The Secretary of State for Health, Jeremy Hunt, recently wrote to the largest social media companies following up on a meeting he had with them before Christmas 2017. He indicated his discontent with the slow progress they were making in areas such as age verification, screen time limits and cyber bullying. He gave them until 30 April to respond with details of the steps they have taken in relation to those points and their intentions in relation to ‘healthy screen time’ for young users. Possible legislation was threatened if the voluntary joint approach continued to prove unsatisfactory. The details of their responses have yet to be made public.
Just what possible future legislation could look like is also not clear at the moment. On 25 May 2018 the General Data Protection Regulation will take direct effect across EU Member States and domestically a new Data Protection Act will also come into force to compliment it and repeal the existing 1998 act. The regulation and act specifically recognise the particular vulnerabilities of children and that they can be less able to appreciate the risks, consequences and safeguards, when it comes to collecting and processing their personal data. The approach of the legislation is to provide enhanced protection for them through increased obligations on the part of data controllers and processors, particularly when their personal data is going to be applied for the purposes of marketing, or creating personality or user profiles.

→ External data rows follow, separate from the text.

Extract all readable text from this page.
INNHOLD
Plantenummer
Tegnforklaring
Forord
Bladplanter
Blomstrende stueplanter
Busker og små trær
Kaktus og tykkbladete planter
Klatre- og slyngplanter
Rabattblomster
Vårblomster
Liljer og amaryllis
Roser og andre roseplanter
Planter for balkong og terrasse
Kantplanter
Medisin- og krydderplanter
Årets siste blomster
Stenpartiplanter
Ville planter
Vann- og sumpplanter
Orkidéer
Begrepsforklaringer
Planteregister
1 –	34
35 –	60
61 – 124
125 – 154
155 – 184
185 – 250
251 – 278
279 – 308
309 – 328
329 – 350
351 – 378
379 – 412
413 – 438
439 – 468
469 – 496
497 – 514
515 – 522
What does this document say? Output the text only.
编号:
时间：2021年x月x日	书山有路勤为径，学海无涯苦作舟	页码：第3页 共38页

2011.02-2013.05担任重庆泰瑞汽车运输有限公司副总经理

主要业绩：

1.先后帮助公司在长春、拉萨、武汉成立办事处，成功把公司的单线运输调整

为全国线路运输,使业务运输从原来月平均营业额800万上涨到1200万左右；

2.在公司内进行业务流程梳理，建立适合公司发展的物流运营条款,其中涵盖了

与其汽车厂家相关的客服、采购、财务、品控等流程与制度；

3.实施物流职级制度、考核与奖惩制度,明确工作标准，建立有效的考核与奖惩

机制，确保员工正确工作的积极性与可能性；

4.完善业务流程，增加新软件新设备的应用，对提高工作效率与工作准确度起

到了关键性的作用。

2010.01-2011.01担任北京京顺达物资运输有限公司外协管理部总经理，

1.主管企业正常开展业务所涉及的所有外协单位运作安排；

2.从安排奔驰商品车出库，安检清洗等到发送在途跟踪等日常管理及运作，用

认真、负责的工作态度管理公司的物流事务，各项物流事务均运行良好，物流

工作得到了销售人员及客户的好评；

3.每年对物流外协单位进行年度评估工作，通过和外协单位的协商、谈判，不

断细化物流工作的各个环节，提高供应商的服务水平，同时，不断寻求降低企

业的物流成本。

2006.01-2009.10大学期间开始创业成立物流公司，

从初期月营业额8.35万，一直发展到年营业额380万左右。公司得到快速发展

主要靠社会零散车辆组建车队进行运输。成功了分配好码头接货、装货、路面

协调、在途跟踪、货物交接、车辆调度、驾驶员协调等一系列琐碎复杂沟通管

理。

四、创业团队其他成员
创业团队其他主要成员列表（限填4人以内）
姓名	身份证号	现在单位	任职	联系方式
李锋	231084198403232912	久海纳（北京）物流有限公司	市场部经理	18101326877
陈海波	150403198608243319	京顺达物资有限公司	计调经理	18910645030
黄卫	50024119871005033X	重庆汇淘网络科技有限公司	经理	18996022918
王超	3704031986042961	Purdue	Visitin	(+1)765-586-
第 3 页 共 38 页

The lawful bases for processing personal data will be the same as those for adults contained in Article 6 of the GDPR. However, particular care has to be taken if using the justification of consent for processing personal data. In the UK those offering information society services ie. online shopping, banking, search engines and social media directly to children can only rely on consent if the child is aged 13 or over. The age of consent will be 16 in some other Member countries. The GDPR stipulates age 16 but allows for derogations. Seven other member countries, including Ireland, Spain and Demark, have adopted age 13 too. If the child is under 13 or 16 consent will have to be given by the person with parental authority for the child.
The data controller will also be required to make reasonable efforts to verify in such cases that consent is given or authorised by the holder of parental responsibility over the child, taking into consideration available technology.
However, the consent of the holder of parental responsibility will not be necessary in the context of preventative or counselling services offered directly to a child. Competence is as important a concept under the GDPR as it was with the Data Protection Act 1998.
Children will have the same rights as adults over their personal data. An individual’s right to erasure is particularly relevant if they gave their consent to processing when they were a child, were not fully aware of the risk involved by the processing and later want to remove the personal data, particularly from the internet.
Clause 124(1) of the draft Data Protection Bill sets out the requirement of the Information Commissioner to prepare a code of practice which contains such guidance as she considers appropriate on standards of age-appropriate design of relevant information society services which are likely to be accessed by children. It will have the force of statutory guidance. This has not yet been published but is to be prepared within 18 months of Royal Assent.
It is clear that for controllers and processors the design and default approach to data protection is going to be central to anything relevant to children.
An earlier attempt to regulate an aspect of the internet for child protection purposes has just become live. The Digital Economy Act 2017 received Royal Assent last year. However, its requirements that providers of online pornography ensure age verification of their customers at 18 or over is just beginning to be effective. On 21 February 2018 the British Board of Film Classification was confirmed as the age verification regulator. It will be responsible for identifying and notifying non-complaint providers of online commercial pornography. It will also notify ancillary service providers, payment-services providers and direct internet service providers to block access to non-compliant pornography services. At present there are no figures available in order to bench mark this work. It will take several years yet.
Technology has to a great extent been a source of freedom and awareness for many children but it and the relevant controlling legislation have not kept ahead of the misuse of the internet as a means to groom, exploit and abuse. Some major challenges no doubt await but they need to be considered with haste otherwise by the time they become effective technology will be even further ahead.